Abstract
Purpose :
Synapses in the outer retina are responsible for the initial stages of visual processing. These laminated connections form the outer plexiform layer (OPL) during the first postnatal week, but little is known about the cellular and molecular factors that drive OPL emergence and synapse specificity.
Methods :
To identify factors that drive synapse formation in the outer retina, we focus on the serine/threonine kinase LKB1. We use gain and loss of function approaches to manipulate LKB1 in retina neurons generally and in each neuron type that connects in the OPL specifically: rods, cones, bipolar cells, and horizontal cells. We use immunohistochemistry, nanoscopic STORM imaging, and single cell reconstruction to test which neurons drive OPL emergence and assess the cell specific role of LKB1 in these events.
Results :
We show that the serine/threonine kinase LKB1 is required for the emergence and organization of outer retina synapses.
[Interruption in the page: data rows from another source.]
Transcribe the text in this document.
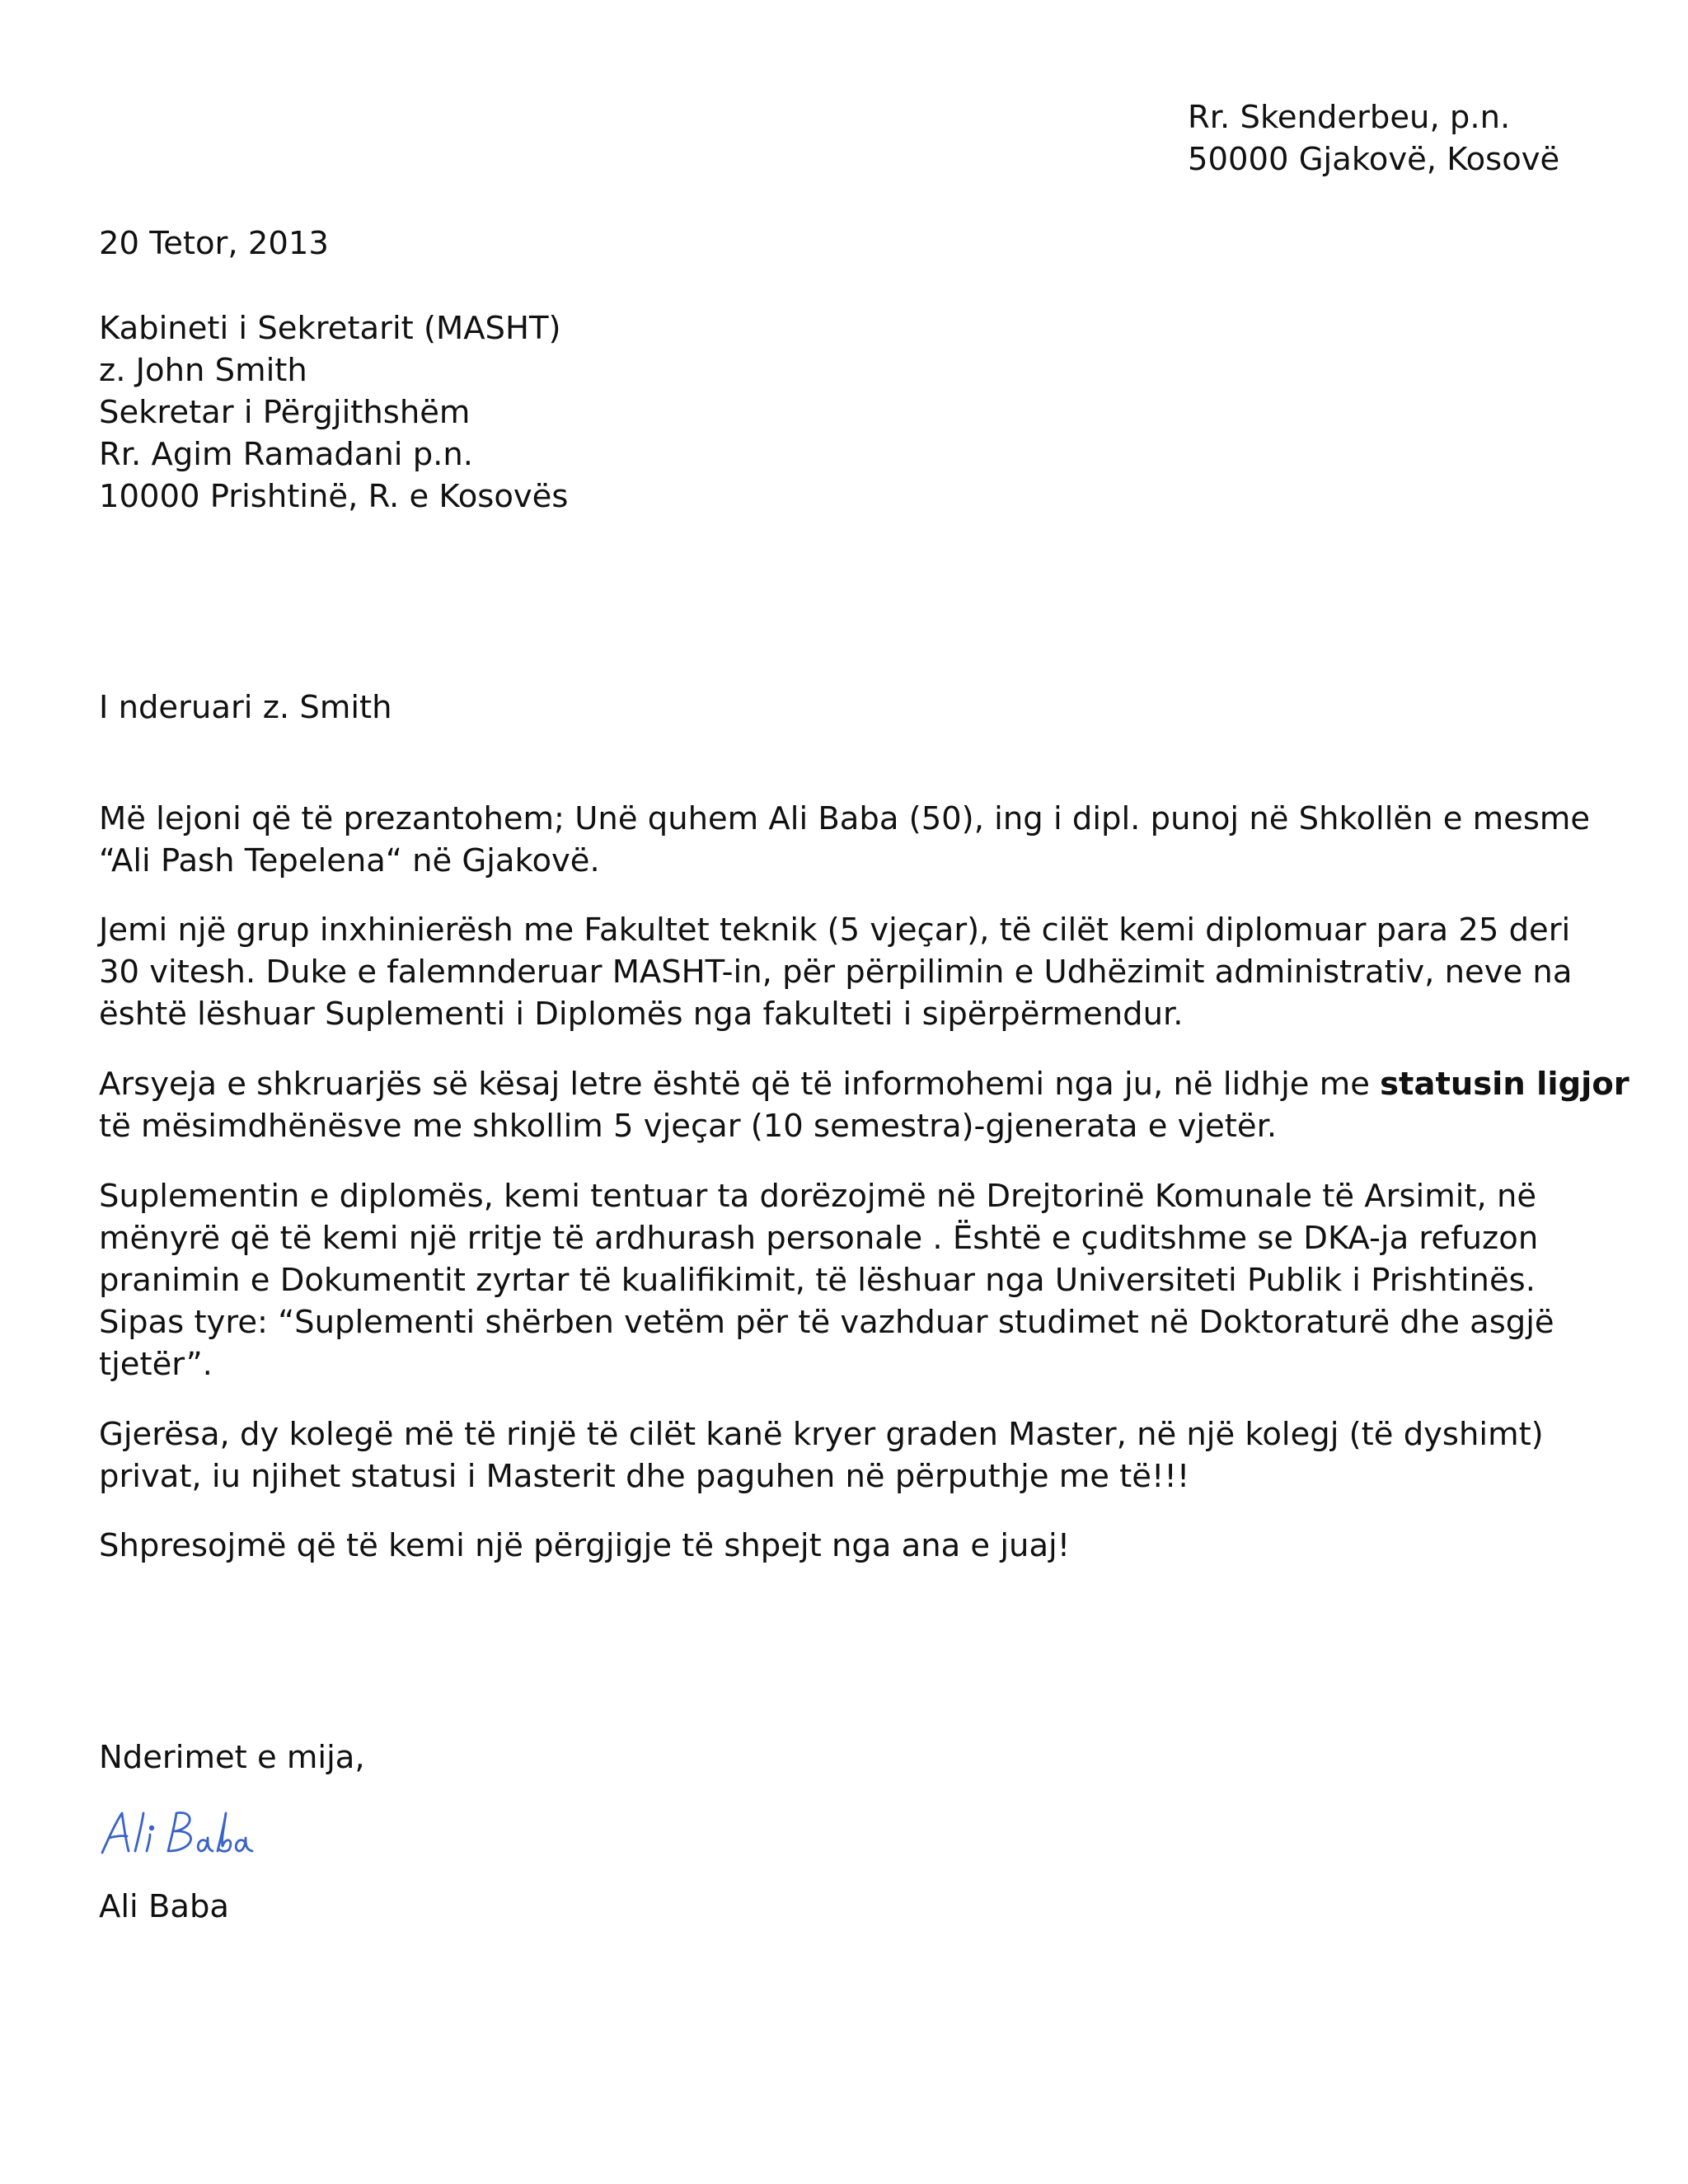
Rr. Skenderbeu, p.n.
50000 Gjakovë, Kosovë
20 Tetor, 2013
Kabineti i Sekretarit (MASHT)
z. John Smith
Sekretar i Përgjithshëm
Rr. Agim Ramadani p.n.
10000 Prishtinë, R. e Kosovës
I nderuari z. Smith
Më lejoni që të prezantohem; Unë quhem Ali Baba (50), ing i dipl. punoj në Shkollën e mesme
“Ali Pash Tepelena“ në Gjakovë.
Jemi një grup inxhinierësh me Fakultet teknik (5 vjeçar), të cilët kemi diplomuar para 25 deri
30 vitesh. Duke e falemnderuar MASHT-in, për përpilimin e Udhëzimit administrativ, neve na
është lëshuar Suplementi i Diplomës nga fakulteti i sipërpërmendur.
Arsyeja e shkruarjës së kësaj letre është që të informohemi nga ju, në lidhje me statusin ligjor
të mësimdhënësve me shkollim 5 vjeçar (10 semestra)-gjenerata e vjetër.
Suplementin e diplomës, kemi tentuar ta dorëzojmë në Drejtorinë Komunale të Arsimit, në
mënyrë që të kemi një rritje të ardhurash personale . Është e çuditshme se DKA-ja refuzon
pranimin e Dokumentit zyrtar të kualifikimit, të lëshuar nga Universiteti Publik i Prishtinës.
Sipas tyre: “Suplementi shërben vetëm për të vazhduar studimet në Doktoraturë dhe asgjë
tjetër”.
Gjerësa, dy kolegë më të rinjë të cilët kanë kryer graden Master, në një kolegj (të dyshimt)
privat, iu njihet statusi i Masterit dhe paguhen në përputhje me të!!!
Shpresojmë që të kemi një përgjigje të shpejt nga ana e juaj!
Nderimet e mija,
Ali Baba
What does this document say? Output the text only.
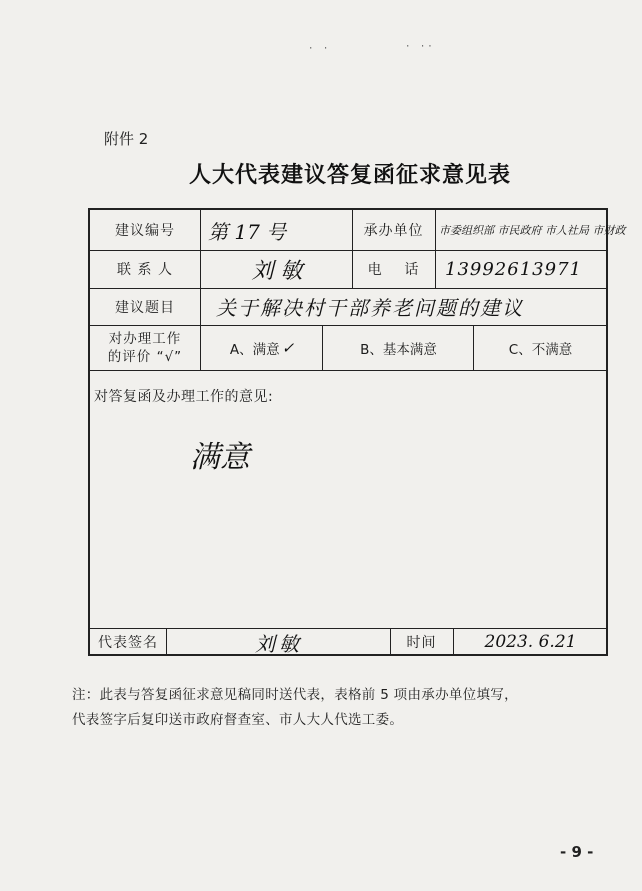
· ·	· ··
附件 2
人大代表建议答复函征求意见表
建议编号	第 17 号	承办单位	市委组织部 市民政府 市人社局 市财政
联 系 人	刘 敏	电    话	13992613971
建议题目	关于解决村干部养老问题的建议
对办理工作
的评价 “√”	A、满意 ✓	B、基本满意	C、不满意
对答复函及办理工作的意见:
满意
代表签名	刘敏	时间	2023. 6.21
注：此表与答复函征求意见稿同时送代表，表格前 5 项由承办单位填写，
代表签字后复印送市政府督查室、市人大人代选工委。
- 9 -
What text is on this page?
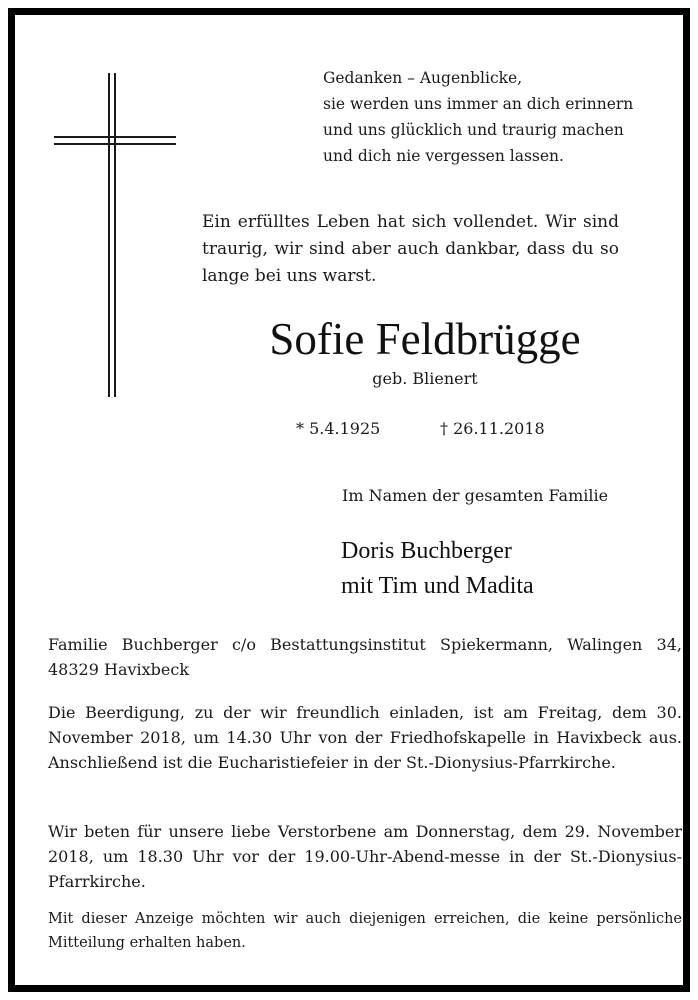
Gedanken – Augenblicke,
sie werden uns immer an dich erinnern
und uns glücklich und traurig machen
und dich nie vergessen lassen.
Ein erfülltes Leben hat sich vollendet. Wir sind traurig, wir sind aber auch dankbar, dass du so lange bei uns warst.
Sofie Feldbrügge
geb. Blienert
* 5.4.1925	† 26.11.2018
Im Namen der gesamten Familie
Doris Buchberger
mit Tim und Madita
Familie Buchberger c/o Bestattungsinstitut Spiekermann, Walingen 34, 48329 Havixbeck
Die Beerdigung, zu der wir freundlich einladen, ist am Freitag, dem 30. November 2018, um 14.30 Uhr von der Friedhofskapelle in Havixbeck aus. Anschließend ist die Eucharistiefeier in der St.-Dionysius-Pfarrkirche.
Wir beten für unsere liebe Verstorbene am Donnerstag, dem 29. November 2018, um 18.30 Uhr vor der 19.00-Uhr-Abend-messe in der St.-Dionysius-Pfarrkirche.
Mit dieser Anzeige möchten wir auch diejenigen erreichen, die keine persönliche Mitteilung erhalten haben.
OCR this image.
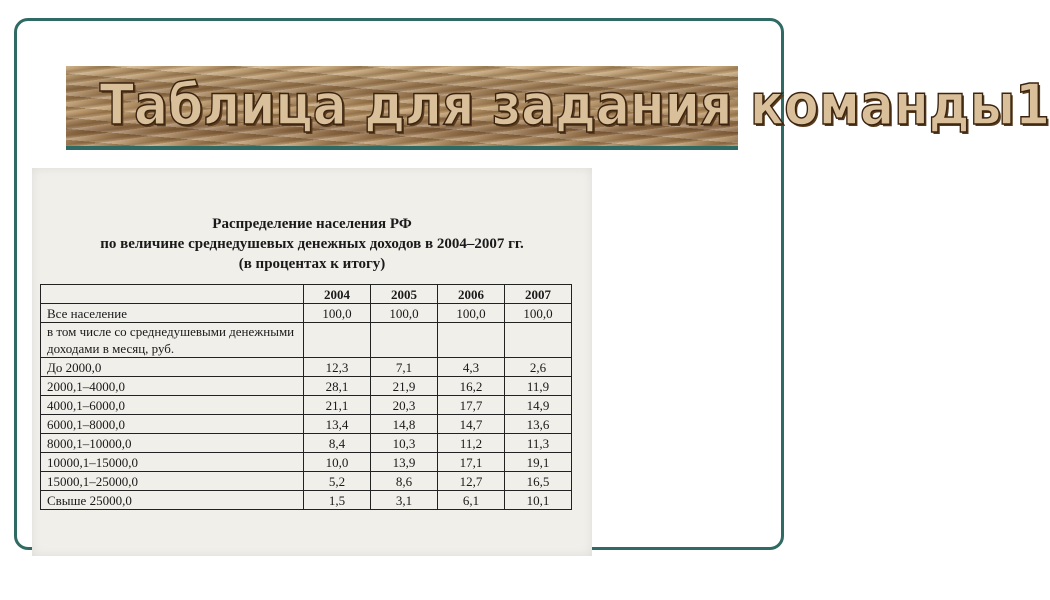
Таблица для задания команды1
Распределение населения РФ
по величине среднедушевых денежных доходов в 2004–2007 гг.
(в процентах к итогу)
	2004	2005	2006	2007
Все население	100,0	100,0	100,0	100,0
в том числе со среднедушевыми денежными доходами в месяц, руб.				
До 2000,0	12,3	7,1	4,3	2,6
2000,1–4000,0	28,1	21,9	16,2	11,9
4000,1–6000,0	21,1	20,3	17,7	14,9
6000,1–8000,0	13,4	14,8	14,7	13,6
8000,1–10000,0	8,4	10,3	11,2	11,3
10000,1–15000,0	10,0	13,9	17,1	19,1
15000,1–25000,0	5,2	8,6	12,7	16,5
Свыше 25000,0	1,5	3,1	6,1	10,1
Deletion of LKB1 results in defective emergence of the OPL, characterized by disordered plexiform patches and a delay in OPL segregation. These events coincide with defects in cone terminal localization and were accompanied by delays in cone maturation and axon terminal extension, resulting in reduced cone axon length. Postsynaptic horizontal cell refinement was coordinately delayed. Cell specific deletion of LKB1 in horizontal cells or rods did not induce similar defects in OPL formation or horizontal cell refinement, suggesting that cones are the primary driver of synapse formation in the outer retina.
Conclusions :
Together, these data implicate LKB1 as a central regulator of synapse formation in the outer retina and suggest that cone maturation instructs the timing and location of connectivity in the OPL.
This abstract was presented at the 2019 ARVO Annual Meeting, held in Vancouver, Canada, April 28 - May 2, 2019.